I have been going through the part 2 of the DL course and working on Plant Seedling Classification on Kaggle. With the methods taught in the course, I have been able to reach 97% accuracy on the challenge but I’d like to go further and no amount of training is helping me improve it.
Information about my model:
I trained the penultimate layer first, unfroze the previous, trained them multiple times with differential learning rates and used test time transformations during final predictions.
That is where I would love to help.
They are many ways you can use to extract every last ounce of accuracy out of your model, but they will require patience.
First, check if your model is overfitting or underfitting.
- if it is overfitting,
– use regular regularization techniques like dropout in your model,
– try to collect more data
- it is underfitting
– If you are using regularization techniques such dropout make is less intensive
– Try a complex model
Once you have a model that is complex enough to grasp the problem i.e. it gives you reasonable accuracy and if you train it too long it starts to overfit. which seems the case with your model, bingo you have a good model.
Next, you need to find what your model is not getting right. is it suppose to get it right? let’s take an example
In cat and dog competition, our model is unable to predict the above picture correctly, but first 3 pictures, it isn’t supposed to get them right(the first one has both cat and dog).

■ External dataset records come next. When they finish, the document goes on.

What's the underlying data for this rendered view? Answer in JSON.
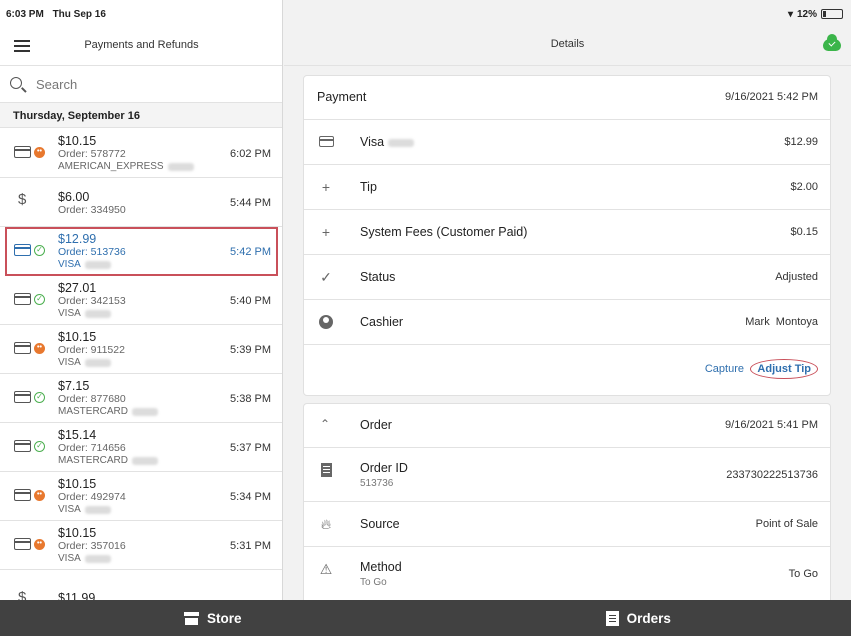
{
  "status_bar": {
    "time": "6:03 PM",
    "date": "Thu Sep 16",
    "battery": "12%"
  },
  "left_header": {
    "title": "Payments and Refunds"
  },
  "search": {
    "placeholder": "Search"
  },
  "date_group": "Thursday, September 16",
  "payments": [
    {
      "amount": "$10.15",
      "order": "Order: 578772",
      "method": "AMERICAN_EXPRESS",
      "time": "6:02 PM",
      "icon": "card-icon",
      "badge": "pending-badge"
    },
    {
      "amount": "$6.00",
      "order": "Order: 334950",
      "method": "",
      "time": "5:44 PM",
      "icon": "dollar-icon",
      "badge": ""
    },
    {
      "amount": "$12.99",
      "order": "Order: 513736",
      "method": "VISA",
      "time": "5:42 PM",
      "icon": "card-icon",
      "badge": "check-badge"
    },
    {
      "amount": "$27.01",
      "order": "Order: 342153",
      "method": "VISA",
      "time": "5:40 PM",
      "icon": "card-icon",
      "badge": "check-badge"
    },
    {
      "amount": "$10.15",
      "order": "Order: 911522",
      "method": "VISA",
      "time": "5:39 PM",
      "icon": "card-icon",
      "badge": "pending-badge"
    },
    {
      "amount": "$7.15",
      "order": "Order: 877680",
      "method": "MASTERCARD",
      "time": "5:38 PM",
      "icon": "card-icon",
      "badge": "check-badge"
    },
    {
      "amount": "$15.14",
      "order": "Order: 714656",
      "method": "MASTERCARD",
      "time": "5:37 PM",
      "icon": "card-icon",
      "badge": "check-badge"
    },
    {
      "amount": "$10.15",
      "order": "Order: 492974",
      "method": "VISA",
      "time": "5:34 PM",
      "icon": "card-icon",
      "badge": "pending-badge"
    },
    {
      "amount": "$10.15",
      "order": "Order: 357016",
      "method": "VISA",
      "time": "5:31 PM",
      "icon": "card-icon",
      "badge": "pending-badge"
    }
  ],
  "peek_amount": "$11.99",
  "right_header": {
    "title": "Details"
  },
  "payment_card": {
    "label": "Payment",
    "datetime": "9/16/2021 5:42 PM",
    "rows": [
      {
        "icon": "credit-card-icon",
        "label": "Visa",
        "value": "$12.99"
      },
      {
        "icon": "plus-icon",
        "label": "Tip",
        "value": "$2.00"
      },
      {
        "icon": "plus-icon",
        "label": "System Fees (Customer Paid)",
        "value": "$0.15"
      },
      {
        "icon": "check-icon",
        "label": "Status",
        "value": "Adjusted"
      },
      {
        "icon": "user-icon",
        "label": "Cashier",
        "value": "Mark  Montoya"
      }
    ],
    "capture_label": "Capture",
    "adjust_tip_label": "Adjust Tip"
  },
  "order_card": {
    "label": "Order",
    "datetime": "9/16/2021 5:41 PM",
    "rows": [
      {
        "icon": "document-icon",
        "label": "Order ID",
        "sub": "513736",
        "value": "233730222513736"
      },
      {
        "icon": "flame-icon",
        "label": "Source",
        "sub": "",
        "value": "Point of Sale"
      },
      {
        "icon": "warning-icon",
        "label": "Method",
        "sub": "To Go",
        "value": "To Go"
      }
    ]
  },
  "tabs": [
    {
      "label": "Store"
    },
    {
      "label": "Orders"
    }
  ],
  "colors": {
    "accent": "#2f6fae",
    "highlight": "#c9505a",
    "pending": "#e8782e",
    "success": "#4caf50",
    "tab_bar": "#414141"
  }
}
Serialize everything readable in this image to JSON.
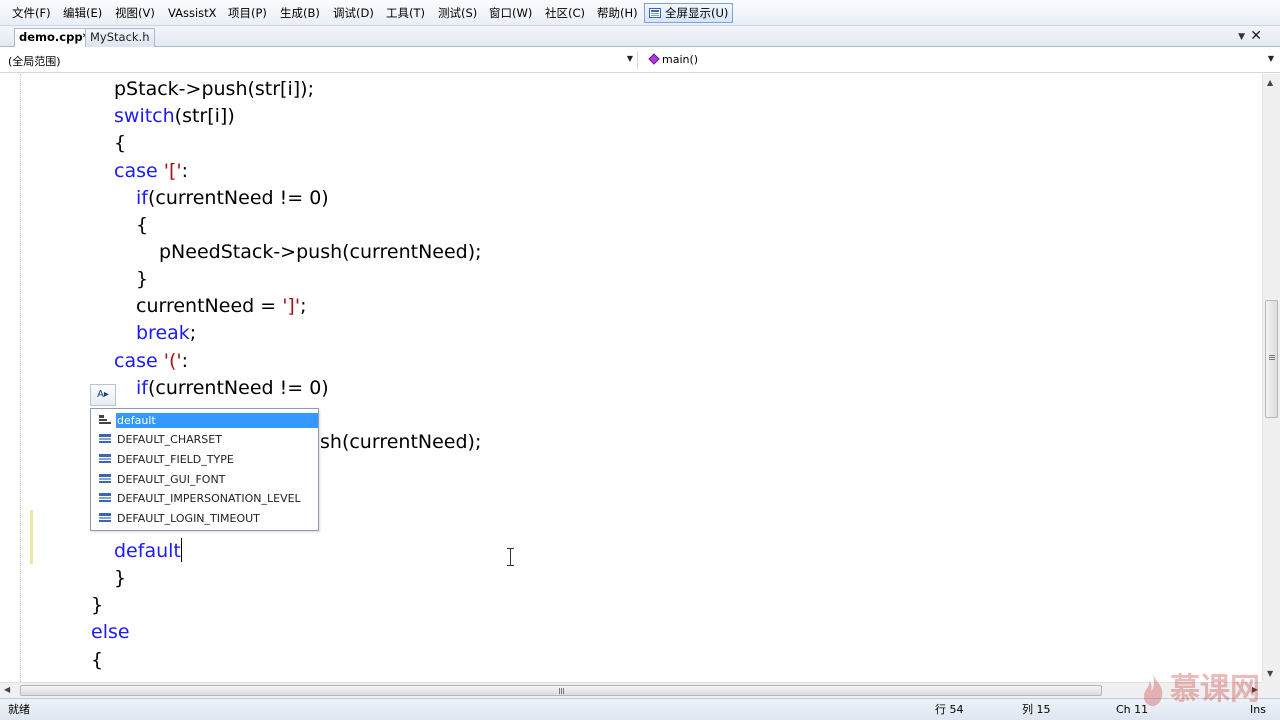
{
  "menu": {
    "items": [
      "文件(F)",
      "编辑(E)",
      "视图(V)",
      "VAssistX",
      "项目(P)",
      "生成(B)",
      "调试(D)",
      "工具(T)",
      "测试(S)",
      "窗口(W)",
      "社区(C)",
      "帮助(H)"
    ],
    "fullscreen_label": "全屏显示(U)"
  },
  "tabs": {
    "active": "demo.cpp*",
    "inactive": "MyStack.h",
    "close_glyph": "✕",
    "dropdown_glyph": "▼"
  },
  "navbar": {
    "scope": "(全局范围)",
    "member": "main()",
    "arrow_glyph": "▼"
  },
  "code": {
    "l1": "pStack->push(str[i]);",
    "l2_kw": "switch",
    "l2_rest": "(str[i])",
    "l3": "{",
    "l4_kw": "case",
    "l4_str": "'['",
    "l4_colon": ":",
    "l5_kw": "if",
    "l5_rest": "(currentNeed != 0)",
    "l6": "{",
    "l7": "pNeedStack->push(currentNeed);",
    "l8": "}",
    "l9_a": "currentNeed = ",
    "l9_str": "']'",
    "l9_semi": ";",
    "l10_kw": "break",
    "l10_semi": ";",
    "l11_kw": "case",
    "l11_str": "'('",
    "l11_colon": ":",
    "l12_kw": "if",
    "l12_rest": "(currentNeed != 0)",
    "l14": "sh(currentNeed);",
    "l19_kw": "default",
    "l20": "}",
    "l21": "}",
    "l22_kw": "else",
    "l23": "{"
  },
  "autocomplete": {
    "button_glyph": "A▸",
    "items": [
      "default",
      "DEFAULT_CHARSET",
      "DEFAULT_FIELD_TYPE",
      "DEFAULT_GUI_FONT",
      "DEFAULT_IMPERSONATION_LEVEL",
      "DEFAULT_LOGIN_TIMEOUT"
    ],
    "selected_index": 0
  },
  "scroll": {
    "up_glyph": "▲",
    "down_glyph": "▼",
    "left_glyph": "◀",
    "right_glyph": "▶"
  },
  "status": {
    "ready": "就绪",
    "line": "行 54",
    "col": "列 15",
    "ch": "Ch 11",
    "mode": "Ins"
  },
  "watermark": {
    "text": "慕课网"
  },
  "colors": {
    "keyword": "#1a1aff",
    "string": "#a31515",
    "selection": "#3399ff"
  }
}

Because they even don’t make sense to a human. Forcing our model to correct this prediction will our model it even worse.

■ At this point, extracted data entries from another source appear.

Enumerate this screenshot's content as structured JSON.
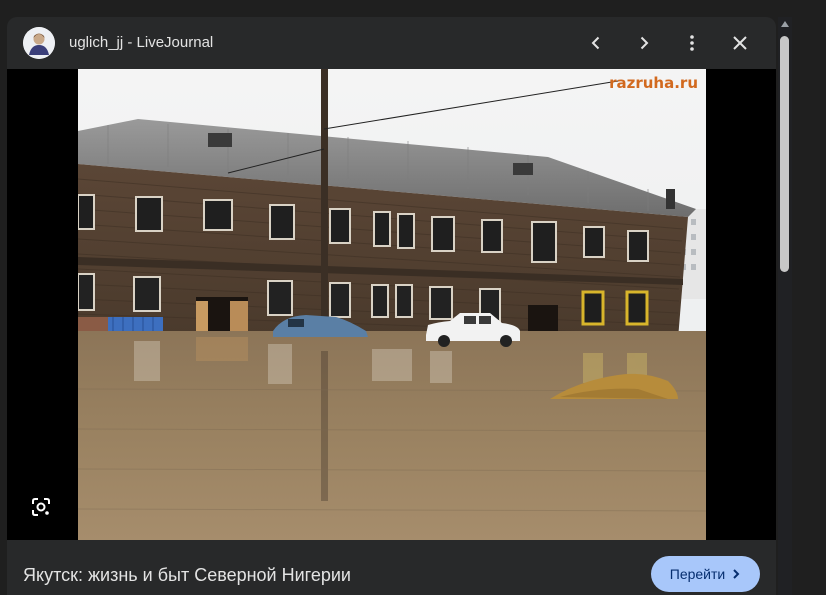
{
  "header": {
    "source_title": "uglich_jj - LiveJournal",
    "prev_icon": "chevron-left-icon",
    "next_icon": "chevron-right-icon",
    "more_icon": "more-vert-icon",
    "close_icon": "close-icon"
  },
  "image": {
    "watermark": "razruha.ru",
    "lens_icon": "lens-search-icon"
  },
  "footer": {
    "caption": "Якутск: жизнь и быт Северной Нигерии",
    "visit_label": "Перейти",
    "visit_icon": "chevron-right-icon"
  },
  "colors": {
    "panel_bg": "#28292a",
    "page_bg": "#1f1f1f",
    "button_bg": "#a8c7fa",
    "button_text": "#062e6f",
    "text": "#e3e3e3"
  }
}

But, for the last picture, we can argue that it is supposed to get it right. Here is what you can do to make it happen.
–Introduce slightly, augmented multiple copies of the pictures in your training set.
–Find similar pictures and introduce them to your training set.
Next step would to ensemble it.
Train multiple models with a slight variation of data augmentation and then average their probabilities. Next step would be training multiple models of different architectures (resnet34, resne50, resnext50) and averaging their prediction to get the final prediction.
Have you tried increasing the size of the images and retraining the model?